LEGO Ninjago Reader by Tracy West
My friend, Mia, aka. Pragmatic Mom says her son LOVES these early reader books. Read her review here.
National Geographic Readers
These non-fiction easy readers rock! Enough said. Try to make sure your kids practice reading non-fiction, too. Let them pick a subject they’re interested in. Choice is essential.
Easy Chapter Books
Zeke Meeks vs the Gruesome Girls by D.L. Green, illustrated by Josh Alves
I’m a big fan of Zeke Meeks easy chapter books. This is another funny adventure where Zeke is being tortured by the girls in his life – his mom, sister, and now his new neighbor. Great cartoon illustrations, too!
A Topps League Story: Book One: Jinxed! by Kurtis Scaletta illustrated by Eric Wight
This is an early chapter book story that will appeal to kids even if they don’t love baseball as much as Chad, the main character. He’s thrilled to be a bat boy for the summer but can’t understand why his classmate Dylan isn’t as thrilled. Nor can Chad figure out how to help his favorite player who can’t seem to stop all his bad luck. Is he jinxed?
Welcome to Silver Street Farm by Nicola Davies, illustrated by Katharine McEwen
Several mixed-up events happen to give these three best friends enough animals to start a city farm — not a country farm mind you. The kids have the perfect spot – the abandoned train station. But will the city council abandon their plans for a parking garage? This is an early chapter book series.

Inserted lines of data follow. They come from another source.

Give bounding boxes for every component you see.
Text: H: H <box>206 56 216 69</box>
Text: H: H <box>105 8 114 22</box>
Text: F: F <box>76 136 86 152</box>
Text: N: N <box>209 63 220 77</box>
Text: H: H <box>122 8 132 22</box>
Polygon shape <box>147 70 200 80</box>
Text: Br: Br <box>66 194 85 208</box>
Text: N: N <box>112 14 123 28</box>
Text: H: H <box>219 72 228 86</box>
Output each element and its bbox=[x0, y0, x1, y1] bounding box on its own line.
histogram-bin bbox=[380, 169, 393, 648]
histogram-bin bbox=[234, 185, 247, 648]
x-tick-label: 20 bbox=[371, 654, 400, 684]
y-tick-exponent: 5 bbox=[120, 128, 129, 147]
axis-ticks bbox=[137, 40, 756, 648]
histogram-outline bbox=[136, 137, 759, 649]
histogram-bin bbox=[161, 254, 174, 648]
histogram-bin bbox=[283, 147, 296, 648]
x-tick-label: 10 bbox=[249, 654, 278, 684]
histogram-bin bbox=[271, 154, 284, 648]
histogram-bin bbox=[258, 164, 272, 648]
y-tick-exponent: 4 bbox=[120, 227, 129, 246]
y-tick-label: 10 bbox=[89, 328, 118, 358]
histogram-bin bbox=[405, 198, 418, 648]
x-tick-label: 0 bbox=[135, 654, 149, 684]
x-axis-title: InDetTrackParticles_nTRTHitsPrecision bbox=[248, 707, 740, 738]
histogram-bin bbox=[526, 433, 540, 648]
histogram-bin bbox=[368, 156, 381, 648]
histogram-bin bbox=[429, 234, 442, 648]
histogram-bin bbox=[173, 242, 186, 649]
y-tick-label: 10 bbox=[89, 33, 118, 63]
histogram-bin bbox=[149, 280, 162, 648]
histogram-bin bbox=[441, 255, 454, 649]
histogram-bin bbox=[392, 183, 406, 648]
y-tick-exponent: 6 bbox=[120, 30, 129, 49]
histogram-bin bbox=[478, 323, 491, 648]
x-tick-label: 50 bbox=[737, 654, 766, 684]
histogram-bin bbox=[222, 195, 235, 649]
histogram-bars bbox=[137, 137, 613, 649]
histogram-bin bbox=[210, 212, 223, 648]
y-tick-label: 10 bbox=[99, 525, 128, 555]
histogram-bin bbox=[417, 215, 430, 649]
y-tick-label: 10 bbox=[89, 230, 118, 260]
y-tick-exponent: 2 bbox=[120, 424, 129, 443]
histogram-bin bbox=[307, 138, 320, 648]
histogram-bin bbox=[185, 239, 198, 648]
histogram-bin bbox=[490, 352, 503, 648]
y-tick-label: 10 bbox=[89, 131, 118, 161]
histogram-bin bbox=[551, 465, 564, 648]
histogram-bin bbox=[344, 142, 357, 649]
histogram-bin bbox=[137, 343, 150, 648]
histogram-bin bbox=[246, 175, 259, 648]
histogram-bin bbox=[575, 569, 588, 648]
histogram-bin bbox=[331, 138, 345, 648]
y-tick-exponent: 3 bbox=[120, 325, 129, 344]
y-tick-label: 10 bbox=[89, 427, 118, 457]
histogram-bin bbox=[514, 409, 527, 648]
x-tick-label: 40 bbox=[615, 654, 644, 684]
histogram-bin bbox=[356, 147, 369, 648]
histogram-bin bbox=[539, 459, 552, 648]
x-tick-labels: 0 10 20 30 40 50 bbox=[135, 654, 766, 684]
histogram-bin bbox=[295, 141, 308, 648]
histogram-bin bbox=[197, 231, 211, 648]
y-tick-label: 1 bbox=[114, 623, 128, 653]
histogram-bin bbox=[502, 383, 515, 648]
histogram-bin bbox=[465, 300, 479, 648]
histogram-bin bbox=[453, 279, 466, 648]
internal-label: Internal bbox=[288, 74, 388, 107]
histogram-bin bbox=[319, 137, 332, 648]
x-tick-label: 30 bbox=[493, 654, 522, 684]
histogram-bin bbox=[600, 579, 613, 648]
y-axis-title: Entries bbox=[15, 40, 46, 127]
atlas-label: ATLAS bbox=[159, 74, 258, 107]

Duck for a Day by Meg McKinlay, illustrated by Leila Rudge
Abby is so excited that her teacher has a class pet, a duck! She and all the other students eagerly hope they will be allowed to bring the pet duck home for an overnight. Mrs. Melvio insists on specific guidelines for the ducks care. When Abby gets to bring the duck home, he escapes. Getting him back means she’ll have accept neighbor, Noah’s, help. Everyone, even Mrs. Melvio, learns a lesson.
Sadie and Ratz by Sonya Hartnett illustrated by Ann James
I just love Hannah, who has the naughtiest hands, Sadie and Ratz. Her hands are quite fed up with little brother, Baby Boy, and seem to always get into trouble.
Hooey Higgins and the Shark by Steve Voake illustrated by Emma Dodson
Hooey is a thinking kind of kid – he’s got plans to achieve his goals and is the kind of character I adore. To make money to buy a huge chocolate egg, Hooey decides the perfect plan is to (got to love his kid logic here) capture a shark and charge people to see it. Brilliant, right? Hooey will not be deterred in his goal to buy the egg – no matter what. A very funny, charming easy chapter book story.
Mrs. Noodlekugel by Daniel Pinkwater illustrated by Adam Stower
Nick and Maxine’s parents tell their kids not to visit or bother the old lady in the cute little house behind their apartment building. Of course, the kids do and are delighted to find a kind woman named Mrs. Noodlekugel who has tea with half-blind mice and talking cats. When the children confess to their parents, the parents said that they wanted the kids to disobey them. I’m still a bit puzzled by it. You’ll have to tell me what you think after you read it. Seems weird to me.
Lulu and the Brontosaurus by Judith Viorst and Lane Smith
Want to teach young writers about voice in writing? Use this book! I loved that Viorst interjected throughout the story of a spoiled brat named Lulu. Lulu is so mad that her parents won’t give her a Brontosaurus for her pet that she runs away to find one for herself. Which she does. Only he wants her to be HIS pet. What will happen? Will Lulu learn her valuable lesson? (Of course she will.)
Olympia the Games Fairy by Daisy Meadows
(also new are the Magic Animal Fairies)
I’ve said this before, and here it is again. Gack. These are totally predictable and mind-numbing but for some reason, my kids love them. So, we own hundreds. (I even ordered some from the UK just to keep my reluctant reader reading.)